La réponse courte est oui — pas de façon aiguë, mais dans une logique d’exposition chronique, d’inflammation de bas grade et de dérégulation des systèmes de régulation du corps.
A. Que sont les PFAS, simplement?
Les PFAS (per et polyfluoroalkyl substances) sont des substances chimiques synthétiques utilisées pour leurs propriétés :
- antiadhésives,
- résistantes à la chaleur,
- imperméabilisantes.
On les retrouve notamment dans :
- certains ustensiles de cuisine antiadhésifs,
- emballages alimentaires,
- textiles résistants aux taches,
- eau potable (selon les régions).
Leur particularité : ils persistent très longtemps, autant dans l’environnement que dans l’organisme.
B. Pourquoi s’y intéresser d’un point de vue clinique?
Parce que les PFAS ne causent généralement pas de symptômes immédiats, mais sont associés à des effets subtils et cumulatifs qui touchent trois (3) axes clés de la santé :
1. PFAS et inflammation chronique : un terrain silencieux
L’inflammation chronique de bas grade est impliquée dans de nombreuses conditions modernes :
- douleurs persistantes,
- récupération lente,
- fatigue,
- troubles métaboliques,
- dégénérescence tissulaire.
Les PFAS sont associés à :
- une activation anormale du système immunitaire,
- une augmentation de marqueurs inflammatoires,
- une perturbation de la régulation hormonale (axe thyroïdien, cortisol).

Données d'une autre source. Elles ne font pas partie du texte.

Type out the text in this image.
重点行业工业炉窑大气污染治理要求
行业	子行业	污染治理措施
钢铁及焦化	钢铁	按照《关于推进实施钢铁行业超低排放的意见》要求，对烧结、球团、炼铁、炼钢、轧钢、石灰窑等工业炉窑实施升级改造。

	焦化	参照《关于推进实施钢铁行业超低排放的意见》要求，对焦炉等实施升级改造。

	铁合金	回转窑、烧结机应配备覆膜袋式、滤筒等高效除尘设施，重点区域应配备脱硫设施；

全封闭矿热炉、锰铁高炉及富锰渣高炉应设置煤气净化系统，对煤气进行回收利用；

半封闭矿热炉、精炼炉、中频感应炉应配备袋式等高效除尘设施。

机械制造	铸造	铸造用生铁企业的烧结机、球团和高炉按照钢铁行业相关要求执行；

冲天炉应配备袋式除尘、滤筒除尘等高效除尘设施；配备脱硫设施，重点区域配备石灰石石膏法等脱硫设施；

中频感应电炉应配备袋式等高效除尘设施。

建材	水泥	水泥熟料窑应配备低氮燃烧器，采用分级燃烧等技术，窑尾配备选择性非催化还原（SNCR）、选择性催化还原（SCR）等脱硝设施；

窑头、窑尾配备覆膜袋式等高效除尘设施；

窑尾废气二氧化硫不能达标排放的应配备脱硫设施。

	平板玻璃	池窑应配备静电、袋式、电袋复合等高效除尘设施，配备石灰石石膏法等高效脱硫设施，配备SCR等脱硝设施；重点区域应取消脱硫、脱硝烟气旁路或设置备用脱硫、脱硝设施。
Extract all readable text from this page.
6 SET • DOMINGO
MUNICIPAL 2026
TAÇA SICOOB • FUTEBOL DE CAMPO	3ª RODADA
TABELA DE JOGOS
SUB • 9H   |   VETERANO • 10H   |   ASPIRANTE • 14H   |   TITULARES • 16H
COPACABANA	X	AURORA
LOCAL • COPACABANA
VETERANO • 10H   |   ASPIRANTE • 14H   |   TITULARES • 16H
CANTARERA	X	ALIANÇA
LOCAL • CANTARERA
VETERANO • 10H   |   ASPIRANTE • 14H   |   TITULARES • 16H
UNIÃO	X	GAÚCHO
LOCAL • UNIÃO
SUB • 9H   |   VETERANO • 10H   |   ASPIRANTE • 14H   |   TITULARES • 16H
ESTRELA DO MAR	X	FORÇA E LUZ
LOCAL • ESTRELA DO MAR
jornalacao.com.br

👉Ce n’est pas l’exposition ponctuelle qui pose problème, mais l’addition de petites expositions répétées sur plusieurs années.
-
- Système nerveux : un lien indirect mais réel
Le système nerveux est particulièrement sensible à :
- l’inflammation chronique,
- les perturbateurs endocriniens,
- les toxines persistantes.
Les PFAS peuvent influencer :
- la signalisation neuro-endocrinienne,
- la réponse au stress,
- la régulation du système nerveux autonome.
Chez certaines personnes, cela peut contribuer à :
- une hyperréactivité au stress,
- une récupération plus lente après une blessure,
- une modulation moins efficace de la douleur.
👉 En clinique, cela peut se traduire par un système nerveux moins adaptable, plus facilement “irritable”.
-
- Et la santé osseuse et métabolique dans tout ça ?
On pense souvent aux os comme à une structure inerte. En réalité, l’os est un tissu vivant, très sensible à :
- l’inflammation,
- les hormones,
- le métabolisme minéral,
Les PFAS sont associés à :
- des perturbations du métabolisme du calcium et de la vitamine D,
- une altération de la formation osseuse,
- une possible diminution de la densité minérale osseuse à long terme.
👉 Chez les adultes, cela peut influencer la qualité osseuse et la récupération.
👉 Chez les enfants et adolescents, la question du développement osseux est particulièrement pertinente.
C. Pourquoi l’approche « tout ou rien » n’est pas utile?
Il est irréaliste — et inutile — de chercher à éliminer toute exposition. L’objectif n’est pas la perfection, mais la réduction intelligente de la charge totale. C’est exactement la même logique que :
- l’inflammation,
- la posture,
- l’activité physique,
- l’alimentation.
👉Moins de charge inutile = plus de capacité d’adaptation pour le corps.